The mission of the U.S. Securities and Exchange Commission is to protect investors, maintain fair, orderly, and efficient markets, and facilitate capital formation.

The following information is available on the SEC website.

Investor Information - The SEC's Office of Investor Education and Assistance provides a variety of services to address the problems and questions you may face as an investor. We cannot tell you what investments to make, but we can tell you how to invest wisely and avoid fraud.

For Seniors - Whether you are nearing or already enjoying retirement, it pays to stay on top of your finances. Nearly one-third of all U.S. investors are between 50 and 64 years of age, and approximately 5 million senior citizens succumb to financial abuse each year.

Check out Brokers and Advisors - Federal or state securities laws require brokers, investment advisers, and their firms to be licensed or registered, and to make important information public. But it's up to you to find that information and use it to protect your investment dollars. The good news is that this information is easy to get, and one phone call or web search may save you from sending your money to a con artist, a bad financial professional, or disreputable firm.

Hedge Funds - Like mutual funds, hedge funds pool investors' money and invest those funds in financial instruments in an effort to make a positive return. Many hedge funds seek to profit in all kinds of markets by pursuing leveraging and other speculative investment practices that may increase the risk of investment loss.

Financial Planners - A financial planner typically prepares financial plans for his or her clients. The kinds of services financial planners offer can vary widely. Some planners assess every aspect of your financial life including saving, investments, insurance, taxes, retirement, and estate planning and help you develop a detailed strategy or financial plan for meeting all your financial goals. Other professionals call themselves financial planners, but they may only be able to recommend that you invest in a narrow range of products and sometimes products that aren't securities.
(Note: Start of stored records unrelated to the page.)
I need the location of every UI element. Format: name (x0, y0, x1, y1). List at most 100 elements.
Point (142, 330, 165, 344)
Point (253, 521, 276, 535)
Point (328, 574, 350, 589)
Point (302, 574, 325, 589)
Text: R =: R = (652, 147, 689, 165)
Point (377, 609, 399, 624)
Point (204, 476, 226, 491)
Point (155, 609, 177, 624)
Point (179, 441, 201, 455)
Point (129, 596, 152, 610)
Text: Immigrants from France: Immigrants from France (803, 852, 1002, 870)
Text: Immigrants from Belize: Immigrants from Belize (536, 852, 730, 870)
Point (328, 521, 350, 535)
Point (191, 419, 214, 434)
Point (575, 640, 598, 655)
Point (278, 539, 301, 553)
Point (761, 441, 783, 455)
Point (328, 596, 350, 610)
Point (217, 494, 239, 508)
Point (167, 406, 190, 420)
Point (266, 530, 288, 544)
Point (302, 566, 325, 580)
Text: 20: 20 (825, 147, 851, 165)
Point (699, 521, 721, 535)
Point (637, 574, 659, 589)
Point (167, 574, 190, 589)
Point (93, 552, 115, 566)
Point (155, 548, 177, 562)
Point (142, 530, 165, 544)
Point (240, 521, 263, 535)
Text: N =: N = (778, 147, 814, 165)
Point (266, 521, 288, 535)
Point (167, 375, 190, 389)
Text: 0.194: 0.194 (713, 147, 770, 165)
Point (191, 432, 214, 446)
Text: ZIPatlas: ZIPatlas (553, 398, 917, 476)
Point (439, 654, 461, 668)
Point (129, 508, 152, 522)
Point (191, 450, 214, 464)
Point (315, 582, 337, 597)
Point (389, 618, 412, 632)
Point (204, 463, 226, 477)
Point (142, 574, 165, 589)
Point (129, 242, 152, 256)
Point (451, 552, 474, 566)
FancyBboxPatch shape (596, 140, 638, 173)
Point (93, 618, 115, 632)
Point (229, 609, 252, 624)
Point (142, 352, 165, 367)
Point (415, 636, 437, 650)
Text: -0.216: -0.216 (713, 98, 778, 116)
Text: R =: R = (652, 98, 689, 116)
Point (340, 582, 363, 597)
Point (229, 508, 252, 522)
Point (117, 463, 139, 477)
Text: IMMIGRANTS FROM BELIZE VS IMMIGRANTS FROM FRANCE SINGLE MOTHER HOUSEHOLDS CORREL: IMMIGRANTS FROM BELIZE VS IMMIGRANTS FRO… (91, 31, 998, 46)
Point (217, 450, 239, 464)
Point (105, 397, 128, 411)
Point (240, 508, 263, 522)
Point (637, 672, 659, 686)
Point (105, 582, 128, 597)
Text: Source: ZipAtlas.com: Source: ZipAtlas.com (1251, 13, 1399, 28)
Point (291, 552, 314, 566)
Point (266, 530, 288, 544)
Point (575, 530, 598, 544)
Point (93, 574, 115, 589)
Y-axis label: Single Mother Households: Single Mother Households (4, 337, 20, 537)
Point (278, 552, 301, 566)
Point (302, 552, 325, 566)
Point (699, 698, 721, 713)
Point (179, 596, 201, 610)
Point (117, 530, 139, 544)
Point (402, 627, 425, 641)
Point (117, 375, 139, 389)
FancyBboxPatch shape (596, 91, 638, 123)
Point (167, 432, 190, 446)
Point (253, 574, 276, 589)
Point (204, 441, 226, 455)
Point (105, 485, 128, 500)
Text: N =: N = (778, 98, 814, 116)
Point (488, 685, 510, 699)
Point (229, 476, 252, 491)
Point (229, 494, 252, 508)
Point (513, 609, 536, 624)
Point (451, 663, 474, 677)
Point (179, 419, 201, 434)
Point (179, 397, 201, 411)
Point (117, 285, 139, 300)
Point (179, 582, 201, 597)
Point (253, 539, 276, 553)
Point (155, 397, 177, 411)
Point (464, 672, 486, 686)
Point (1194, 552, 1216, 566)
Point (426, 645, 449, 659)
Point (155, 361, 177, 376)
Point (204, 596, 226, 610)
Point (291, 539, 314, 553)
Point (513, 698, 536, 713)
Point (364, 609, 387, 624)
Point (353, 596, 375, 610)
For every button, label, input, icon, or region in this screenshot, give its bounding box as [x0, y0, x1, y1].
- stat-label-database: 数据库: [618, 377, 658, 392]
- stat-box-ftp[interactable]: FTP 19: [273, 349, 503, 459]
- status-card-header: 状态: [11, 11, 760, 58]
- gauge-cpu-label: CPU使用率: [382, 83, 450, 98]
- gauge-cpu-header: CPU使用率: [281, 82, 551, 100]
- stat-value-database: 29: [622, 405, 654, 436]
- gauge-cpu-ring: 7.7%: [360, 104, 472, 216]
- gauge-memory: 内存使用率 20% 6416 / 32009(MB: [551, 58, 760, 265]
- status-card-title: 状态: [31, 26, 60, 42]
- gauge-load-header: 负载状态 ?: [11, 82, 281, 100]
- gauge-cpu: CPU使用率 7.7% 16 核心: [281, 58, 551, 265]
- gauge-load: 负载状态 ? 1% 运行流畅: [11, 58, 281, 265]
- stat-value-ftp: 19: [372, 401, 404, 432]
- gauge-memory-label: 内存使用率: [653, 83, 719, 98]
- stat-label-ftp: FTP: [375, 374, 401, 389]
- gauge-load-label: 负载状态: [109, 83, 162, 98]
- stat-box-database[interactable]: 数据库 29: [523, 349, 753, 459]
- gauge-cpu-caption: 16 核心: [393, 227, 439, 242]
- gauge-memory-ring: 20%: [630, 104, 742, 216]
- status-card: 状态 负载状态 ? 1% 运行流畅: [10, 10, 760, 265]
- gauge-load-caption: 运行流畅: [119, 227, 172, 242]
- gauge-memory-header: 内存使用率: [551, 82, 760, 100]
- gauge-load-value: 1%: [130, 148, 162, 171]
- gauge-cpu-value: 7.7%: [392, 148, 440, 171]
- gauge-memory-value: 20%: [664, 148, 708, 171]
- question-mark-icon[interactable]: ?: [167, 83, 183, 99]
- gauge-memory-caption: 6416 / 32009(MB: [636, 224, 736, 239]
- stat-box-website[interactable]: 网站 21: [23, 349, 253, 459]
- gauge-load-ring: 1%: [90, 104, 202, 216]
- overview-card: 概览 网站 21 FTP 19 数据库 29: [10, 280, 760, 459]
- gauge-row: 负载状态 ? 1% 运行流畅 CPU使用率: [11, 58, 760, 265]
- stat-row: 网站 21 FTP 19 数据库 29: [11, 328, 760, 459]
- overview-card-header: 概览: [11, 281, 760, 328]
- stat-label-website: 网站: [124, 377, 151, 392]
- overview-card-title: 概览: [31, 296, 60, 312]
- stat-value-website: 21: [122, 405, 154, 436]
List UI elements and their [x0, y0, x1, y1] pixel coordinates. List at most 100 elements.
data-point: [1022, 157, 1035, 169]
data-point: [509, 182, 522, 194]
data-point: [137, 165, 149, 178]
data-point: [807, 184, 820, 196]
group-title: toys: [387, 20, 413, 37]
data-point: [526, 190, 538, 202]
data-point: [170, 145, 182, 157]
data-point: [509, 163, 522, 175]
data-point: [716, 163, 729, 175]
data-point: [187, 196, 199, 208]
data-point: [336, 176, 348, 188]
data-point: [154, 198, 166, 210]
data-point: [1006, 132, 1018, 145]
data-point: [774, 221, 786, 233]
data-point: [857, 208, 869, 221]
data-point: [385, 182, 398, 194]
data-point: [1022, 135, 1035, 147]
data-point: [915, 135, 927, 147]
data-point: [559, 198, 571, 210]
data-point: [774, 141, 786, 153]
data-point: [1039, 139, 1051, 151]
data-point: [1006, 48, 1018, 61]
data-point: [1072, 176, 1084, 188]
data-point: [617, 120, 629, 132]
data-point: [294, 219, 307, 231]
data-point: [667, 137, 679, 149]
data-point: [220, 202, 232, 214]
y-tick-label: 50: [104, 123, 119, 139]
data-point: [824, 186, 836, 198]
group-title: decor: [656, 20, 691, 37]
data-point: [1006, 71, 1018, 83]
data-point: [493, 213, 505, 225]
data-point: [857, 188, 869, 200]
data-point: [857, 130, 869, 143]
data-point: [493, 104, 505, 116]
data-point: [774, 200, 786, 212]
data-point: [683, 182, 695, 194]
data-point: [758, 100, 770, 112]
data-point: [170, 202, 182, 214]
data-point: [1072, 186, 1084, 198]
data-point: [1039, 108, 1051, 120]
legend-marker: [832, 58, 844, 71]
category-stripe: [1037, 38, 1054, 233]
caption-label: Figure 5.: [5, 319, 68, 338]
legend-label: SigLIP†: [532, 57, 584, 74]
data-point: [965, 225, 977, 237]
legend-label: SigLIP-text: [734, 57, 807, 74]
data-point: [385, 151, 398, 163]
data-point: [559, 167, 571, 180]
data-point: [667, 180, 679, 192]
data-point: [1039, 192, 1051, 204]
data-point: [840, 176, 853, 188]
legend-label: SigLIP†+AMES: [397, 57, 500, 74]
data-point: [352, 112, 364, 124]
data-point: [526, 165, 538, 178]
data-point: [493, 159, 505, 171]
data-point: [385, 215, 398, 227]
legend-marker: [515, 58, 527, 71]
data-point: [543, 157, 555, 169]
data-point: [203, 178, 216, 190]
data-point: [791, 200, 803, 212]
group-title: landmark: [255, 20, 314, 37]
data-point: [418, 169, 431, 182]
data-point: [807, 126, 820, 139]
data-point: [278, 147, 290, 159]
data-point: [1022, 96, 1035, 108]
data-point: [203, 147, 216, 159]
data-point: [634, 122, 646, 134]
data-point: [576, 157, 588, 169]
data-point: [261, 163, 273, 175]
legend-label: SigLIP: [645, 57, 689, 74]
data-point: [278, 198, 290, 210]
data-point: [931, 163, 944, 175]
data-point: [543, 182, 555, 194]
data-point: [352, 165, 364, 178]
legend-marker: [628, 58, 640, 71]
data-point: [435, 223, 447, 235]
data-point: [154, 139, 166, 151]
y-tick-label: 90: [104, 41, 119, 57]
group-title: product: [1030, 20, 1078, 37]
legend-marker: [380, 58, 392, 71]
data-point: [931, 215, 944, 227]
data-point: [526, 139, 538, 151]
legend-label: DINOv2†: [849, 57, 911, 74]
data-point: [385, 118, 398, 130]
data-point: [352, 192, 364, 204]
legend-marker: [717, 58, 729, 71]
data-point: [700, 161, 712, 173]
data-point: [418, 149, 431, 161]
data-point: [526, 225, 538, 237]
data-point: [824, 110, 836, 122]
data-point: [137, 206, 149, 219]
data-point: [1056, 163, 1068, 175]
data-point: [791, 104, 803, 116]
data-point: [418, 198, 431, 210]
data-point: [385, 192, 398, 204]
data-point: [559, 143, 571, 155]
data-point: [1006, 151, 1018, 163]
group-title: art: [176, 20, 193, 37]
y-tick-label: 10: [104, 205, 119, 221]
Investment Advisors - The SEC receives many questions about investment advisers what they are and how to go about choosing one. This document answers some of the typical questions we receive from investors about investment advisers. This Q&A is for the benefit of investors. You should not rely upon it to determine if you need to register as an investment adviser.

Accredited Investors - Under the Securities Act of 1933, a company that offers or sells its securities must register the securities with the SEC or find an exemption from the registration requirements. The Act provides companies with a number of exemptions.